Qwen3-Omni-Instruct Fine-Tuning Notes
This directory separates the Xperience-10M -> Qwen3-Omni plan into two layers.
- Native Qwen3-Omni inputs: synchronized 2x3 multi-view video mosaic, aligned audio clips, and text prompts.
- Ropedia-specific adapter inputs: depth, pose/SLAM, mocap, contacts, IMU, and calibration features.
The v1 objective is embodied episode understanding and question answering, not a
deployable robot-control policy. The default backbone is
Qwen/Qwen3-Omni-30B-A3B-Instruct; Thinking is reserved for later inference
comparison. Assistant outputs are strict JSON with these fields:
{
"action": "unknown",
"subtask": "unknown",
"objects": [],
"contact": "unknown",
"transition": "unknown",
"next_action": "unknown",
"evidence_window": {"start_frame": 0, "end_frame": 0}
}
Suggested progression:
- Phase 0: preflight accelerator runtime, CUDA/PyTorch, free disk, dataset access, ffmpeg, HOMIE, and local Qwen3-Omni-Instruct weights.
- Phase 1: one-episode smoke with adapter-only plus JSONL/media validation.
- Phase 2: three-episode overfit for adapter-only and Qwen LoRA.
- Phase 3: 32-episode pilot with held-out episodes and all comparisons.
- Phase 4: scale to 64 only if the 32-episode run is stable and the sensor bridge beats video/audio/text-only LoRA on at least three primary metrics.

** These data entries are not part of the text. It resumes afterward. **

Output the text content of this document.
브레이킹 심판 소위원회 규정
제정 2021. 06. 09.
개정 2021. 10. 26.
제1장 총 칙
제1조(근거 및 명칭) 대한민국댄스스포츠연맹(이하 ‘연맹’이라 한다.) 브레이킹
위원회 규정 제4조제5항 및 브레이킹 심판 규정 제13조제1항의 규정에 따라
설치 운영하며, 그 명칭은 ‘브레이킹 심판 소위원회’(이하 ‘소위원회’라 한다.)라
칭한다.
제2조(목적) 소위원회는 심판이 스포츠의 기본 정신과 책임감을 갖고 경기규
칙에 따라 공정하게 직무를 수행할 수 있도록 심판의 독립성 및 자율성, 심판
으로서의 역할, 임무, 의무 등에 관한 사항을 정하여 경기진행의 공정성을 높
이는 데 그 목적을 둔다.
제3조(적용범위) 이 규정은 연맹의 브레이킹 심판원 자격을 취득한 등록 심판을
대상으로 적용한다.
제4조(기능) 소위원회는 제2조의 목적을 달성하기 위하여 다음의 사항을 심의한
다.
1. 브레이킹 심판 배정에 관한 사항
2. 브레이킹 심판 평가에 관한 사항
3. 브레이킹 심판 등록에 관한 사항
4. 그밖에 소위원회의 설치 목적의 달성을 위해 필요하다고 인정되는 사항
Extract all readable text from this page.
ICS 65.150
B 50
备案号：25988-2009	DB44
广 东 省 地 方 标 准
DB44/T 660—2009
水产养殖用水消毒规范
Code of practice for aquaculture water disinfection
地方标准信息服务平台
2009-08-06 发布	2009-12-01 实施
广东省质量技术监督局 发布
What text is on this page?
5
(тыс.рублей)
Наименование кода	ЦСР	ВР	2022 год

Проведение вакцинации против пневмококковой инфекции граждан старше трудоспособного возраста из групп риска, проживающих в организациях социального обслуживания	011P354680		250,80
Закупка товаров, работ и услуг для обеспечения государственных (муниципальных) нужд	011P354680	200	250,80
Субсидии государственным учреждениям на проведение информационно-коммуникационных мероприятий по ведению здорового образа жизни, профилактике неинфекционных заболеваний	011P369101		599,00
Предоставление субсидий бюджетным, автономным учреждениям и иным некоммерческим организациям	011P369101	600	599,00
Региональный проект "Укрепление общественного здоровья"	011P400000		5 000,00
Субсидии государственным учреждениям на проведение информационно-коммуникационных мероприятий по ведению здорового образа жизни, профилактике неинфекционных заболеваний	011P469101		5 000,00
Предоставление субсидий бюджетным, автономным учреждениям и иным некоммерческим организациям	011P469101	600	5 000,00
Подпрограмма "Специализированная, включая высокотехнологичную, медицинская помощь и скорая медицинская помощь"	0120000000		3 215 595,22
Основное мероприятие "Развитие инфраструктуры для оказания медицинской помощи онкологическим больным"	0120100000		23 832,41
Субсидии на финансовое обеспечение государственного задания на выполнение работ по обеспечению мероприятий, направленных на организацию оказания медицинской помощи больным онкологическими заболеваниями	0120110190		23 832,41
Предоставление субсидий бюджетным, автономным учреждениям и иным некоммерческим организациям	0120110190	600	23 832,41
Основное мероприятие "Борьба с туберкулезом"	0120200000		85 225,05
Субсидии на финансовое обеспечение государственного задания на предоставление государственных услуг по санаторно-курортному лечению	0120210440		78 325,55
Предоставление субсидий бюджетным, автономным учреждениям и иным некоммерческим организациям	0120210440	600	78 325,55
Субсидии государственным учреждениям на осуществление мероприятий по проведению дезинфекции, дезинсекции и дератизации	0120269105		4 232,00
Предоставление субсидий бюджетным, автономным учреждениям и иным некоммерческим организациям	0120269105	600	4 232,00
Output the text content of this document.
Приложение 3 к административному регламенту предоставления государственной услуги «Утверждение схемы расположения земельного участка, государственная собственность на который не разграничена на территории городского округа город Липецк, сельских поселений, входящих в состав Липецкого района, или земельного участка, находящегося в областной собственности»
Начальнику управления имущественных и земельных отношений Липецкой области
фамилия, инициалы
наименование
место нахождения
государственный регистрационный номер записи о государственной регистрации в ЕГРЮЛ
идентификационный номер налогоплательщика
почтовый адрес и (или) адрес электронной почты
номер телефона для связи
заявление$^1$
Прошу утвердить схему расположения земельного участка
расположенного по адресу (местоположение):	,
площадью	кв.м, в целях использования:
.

Concrete command sequence:
python scripts/omni/build_episode_manifest.py \
--data-root /path/to/xperience10m_data \
--max-episodes 32 \
--output results/omni_finetune/episode_manifest.json
python scripts/omni/export_qwen3_omni_action_dataset.py \
--manifest results/omni_finetune/episode_manifest.json \
--run-id xperience10m_qwen3_omni_32ep_dataset
python scripts/omni/qwen3_omni_inference_smoke.py \
--dataset-jsonl results/omni_finetune/xperience10m_qwen3_omni_32ep_dataset/dataset.jsonl \
--split test \
--sample-limit 3 \
--run-id xperience10m_qwen3_omni_32ep_zero_shot
python scripts/omni/train_qwen3_omni_lora.py \
--dataset-jsonl results/omni_finetune/xperience10m_qwen3_omni_32ep_dataset/dataset.jsonl \
--run-id xperience10m_qwen3_omni_32ep_lora
python scripts/omni/eval_qwen3_omni_lora.py \
--dataset-jsonl results/omni_finetune/xperience10m_qwen3_omni_32ep_dataset/dataset.jsonl \
--adapter-dir checkpoints/xperience10m_qwen3_omni_32ep_lora/adapter_lora \
--run-id xperience10m_qwen3_omni_32ep_eval
python scripts/omni/qwen3_omni_sensor_bridge.py \
--sensor-adapter-model results/omni_finetune/adapter_only/adapter_only/sensor_adapter_model.pt \
--qwen-config ../modelscope_models/Qwen__Qwen3-Omni-30B-A3B-Instruct/config.json
python scripts/omni/omni_finetune_runbook.py \
--run-id xperience10m_qwen3_omni_32ep \
--metric-file results/omni_finetune/xperience10m_qwen3_omni_32ep_eval/metrics.json
The bridge step is intentionally after native Qwen video/audio/text LoRA has overfit a tiny shard and evaluated on held-out episodes. The full 32-episode pilot should compare the existing 12-task baseline, adapter-only baseline, frozen Qwen zero-shot, Qwen LoRA without sensor bridge, and Qwen LoRA with sensor bridge before any scale-up decision.